PETALING JAYA: A vocal Catholic leader has backed the call to set up a Truth and Reconciliation Commission (TRC) to look into corruption and other issues such as race relations if Pakatan Rakyat forms the federal government.
Focusing on freedoms, Bishop Paul Tan said these, especially religious freedom, and truth sprung from the dignity of being human beings and curtailing them was an act aligned with the devil.
“It is the smothering to death the dignity of being a human being – the truth of being a genuine human being,” he told FMT.
The head of the Malacca and Johor diocese was responding to Bersih chairperson S Ambiga’s proposal to form the TRC instead of going on a witchhunt against the corrupt if the opposition bloc seized federal power
Arguing that it would not bode well for a nation in transition to be burdened with such court proceedings, the former Bar Council president suggested that amnesty be extended to those who came clean and cooperated to allow the commission to recover lost assets.
Ambiga also said that the TRC should look into other issues which had affected the nation during the course of Barisan Nasional’s protracted rule.
Reconciliation is necessary
Refraining from taking sides with either political bloc, Tan explained why he supported the proposal put forth by the Bersih chairperson.
“A human being is born with an intrinsic elan or a thrust for freedom to search for truth which should lead ultimately to love, concretely, acceptance of each other just as God accepts us with all our goodness and sinfulness,” he said.
“But to attain this type of intrinsic search for true freedom, one must remove all obstacles in its way, such as prejudices, biased opinions, hatred, anger, craving for money that leads to corruption, etc.
This means that reconciliation with others must be a prerequisite to attain true freedom.
“One cannot love another different [cultural, racial or religious] from oneself [acceptance of another as he or she is] without first being reconciled. Therefore, reconciliation is a necessary step to love of others,” he added.
Therefore, Tan said all, be it from BN, Pakatan or NGOs should support the TRC because it touched the basic nature of being a human being.
Without mincing his words, the bishop said the fact that the present government discriminated against those who did not profess Islam could not be denied.
He noted that the Malaysian Consultative Council of Buddhism, Christianity, Hinduism, Sikhism and Taoism (MCCBCHST) had submitted numerous memorandums to the government complaining about this discrimination.
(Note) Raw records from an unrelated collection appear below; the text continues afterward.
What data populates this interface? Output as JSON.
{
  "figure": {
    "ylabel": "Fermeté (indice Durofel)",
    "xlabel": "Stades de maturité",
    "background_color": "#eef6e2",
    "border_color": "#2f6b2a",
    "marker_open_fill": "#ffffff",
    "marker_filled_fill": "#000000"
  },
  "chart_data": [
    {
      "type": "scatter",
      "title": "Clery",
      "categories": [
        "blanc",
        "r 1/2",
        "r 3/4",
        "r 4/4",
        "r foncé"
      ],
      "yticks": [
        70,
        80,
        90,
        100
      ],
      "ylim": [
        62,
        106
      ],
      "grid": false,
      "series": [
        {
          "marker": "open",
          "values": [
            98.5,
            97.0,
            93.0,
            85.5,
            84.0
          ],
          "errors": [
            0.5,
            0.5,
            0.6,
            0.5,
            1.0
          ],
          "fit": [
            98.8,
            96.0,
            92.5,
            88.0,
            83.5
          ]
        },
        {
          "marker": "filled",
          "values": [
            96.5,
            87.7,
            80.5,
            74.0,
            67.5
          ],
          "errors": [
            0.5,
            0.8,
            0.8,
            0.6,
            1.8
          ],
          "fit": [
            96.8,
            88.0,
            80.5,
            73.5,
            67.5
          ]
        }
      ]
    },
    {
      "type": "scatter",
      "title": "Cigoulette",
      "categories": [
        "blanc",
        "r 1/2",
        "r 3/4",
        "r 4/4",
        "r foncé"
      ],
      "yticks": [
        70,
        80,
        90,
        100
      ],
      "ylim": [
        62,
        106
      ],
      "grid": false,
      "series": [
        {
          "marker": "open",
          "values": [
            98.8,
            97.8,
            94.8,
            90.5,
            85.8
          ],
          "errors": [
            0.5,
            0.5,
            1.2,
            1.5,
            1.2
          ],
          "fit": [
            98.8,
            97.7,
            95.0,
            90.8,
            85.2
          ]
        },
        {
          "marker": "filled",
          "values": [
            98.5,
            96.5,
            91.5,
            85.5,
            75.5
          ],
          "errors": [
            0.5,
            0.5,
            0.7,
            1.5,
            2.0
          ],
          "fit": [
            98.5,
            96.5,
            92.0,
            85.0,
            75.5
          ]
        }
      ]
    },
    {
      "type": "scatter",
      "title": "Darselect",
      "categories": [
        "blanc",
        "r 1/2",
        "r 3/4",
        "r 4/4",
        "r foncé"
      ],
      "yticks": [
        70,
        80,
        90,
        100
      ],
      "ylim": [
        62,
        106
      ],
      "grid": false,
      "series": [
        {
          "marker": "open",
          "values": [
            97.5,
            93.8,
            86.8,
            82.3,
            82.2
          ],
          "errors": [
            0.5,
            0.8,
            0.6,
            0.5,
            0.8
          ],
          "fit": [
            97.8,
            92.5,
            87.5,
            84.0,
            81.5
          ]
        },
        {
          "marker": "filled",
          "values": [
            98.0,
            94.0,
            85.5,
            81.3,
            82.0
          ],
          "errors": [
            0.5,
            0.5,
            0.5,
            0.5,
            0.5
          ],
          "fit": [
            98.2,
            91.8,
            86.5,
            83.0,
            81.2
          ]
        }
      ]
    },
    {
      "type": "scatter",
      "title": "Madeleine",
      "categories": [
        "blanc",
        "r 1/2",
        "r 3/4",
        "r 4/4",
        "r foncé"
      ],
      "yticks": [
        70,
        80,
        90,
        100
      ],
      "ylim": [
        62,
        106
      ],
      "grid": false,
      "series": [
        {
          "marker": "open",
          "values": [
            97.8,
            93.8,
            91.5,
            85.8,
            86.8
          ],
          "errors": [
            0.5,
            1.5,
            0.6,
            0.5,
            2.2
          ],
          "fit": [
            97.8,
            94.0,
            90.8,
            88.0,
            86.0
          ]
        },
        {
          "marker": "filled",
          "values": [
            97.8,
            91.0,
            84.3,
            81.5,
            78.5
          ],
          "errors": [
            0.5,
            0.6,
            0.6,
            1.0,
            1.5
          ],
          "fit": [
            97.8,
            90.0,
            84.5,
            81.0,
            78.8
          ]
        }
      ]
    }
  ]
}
“It is too long for me to go into the string of unhappiness brought up by MCCBCHST. But just to give a few examples: the enormous difficulty to get approval for the building of a church or temple, the lack of burial grounds for non-Muslims, the unethical methods employed to convert non-Mulims to become Muslims, etc. etc.
“Hardly anything is done to rectify this discrimination,” he said.
Over the years, there had been several contentious issues which put the government and Christian leaders at loggerheads, among them, an accusation by the Umno-owned daily Utusan Malaysia that Christians were plotting to take over the government.
The row over using the term Allah in Malay language bibles also witnessed the fire-bombing of several churches, leaving the Christians incensed.
Fearing that this could lead to an electoral backlash, Prime Minister Najib Tun Razak last July visited the Vatican, where he met Pope Benedict XVI, to embellish his secular image.
Meanwhile, Tan also posed a stinging question to religious leaders.
“Have we subtly compromised our position in order that we can get financial aid from the ruling coalition – through various political parties?” he asked.
The bishop said while his statements were not crafted to inflame any quarter, the matter however needed to be put across.
“What must be said must be said clear and loudly: enough is enough!
“No lies, no corruption, no manipulation of others, etc., because finally, truth will rear its head and justice will be done for the peace of all,” he added.
Tan explained that he did not imply that donations, even from the government, cannot be accepted but stressed that these must come without strings attached.
“Donation without condition is a blessing. Receiving monetary gifts tied directly or indirectly to political interests is insidious and unethical,” he said.
“It is not a moral stand that I take. It is to search with all of you for truth in the midst of the Malaysian political situation where religion is made used of by politicians for their end and politics is played to enhance one’s religion.
“I am sure there is room for different opinions in this loaded question. At least, we dare face,” he added.
Ambiga’s TRC proposal came in the wake of DAP strongman Lim Kit Siang’s remark that Dr Mahathir Mohamad was intensively campaigning for BN because he feared prosecution under a Pakatan government.
Denying that he had indulged in corrupt practices and abused his powers during his 22 years in office, the former premier accused his long-time political foe of wanting to see him jailed or put to death.
This drew flak from Lim, who said that he harboured no such desire but stressed that Mahathir should not block a full investigation into the numerous financial scandals during the latter’s term.
The TRC proposal was also backed by PKR vice-president Nurul Izzah Anwar, who stated that Pakatan was more interested in rescuing the nation as opposed to prosecuting Mahathir.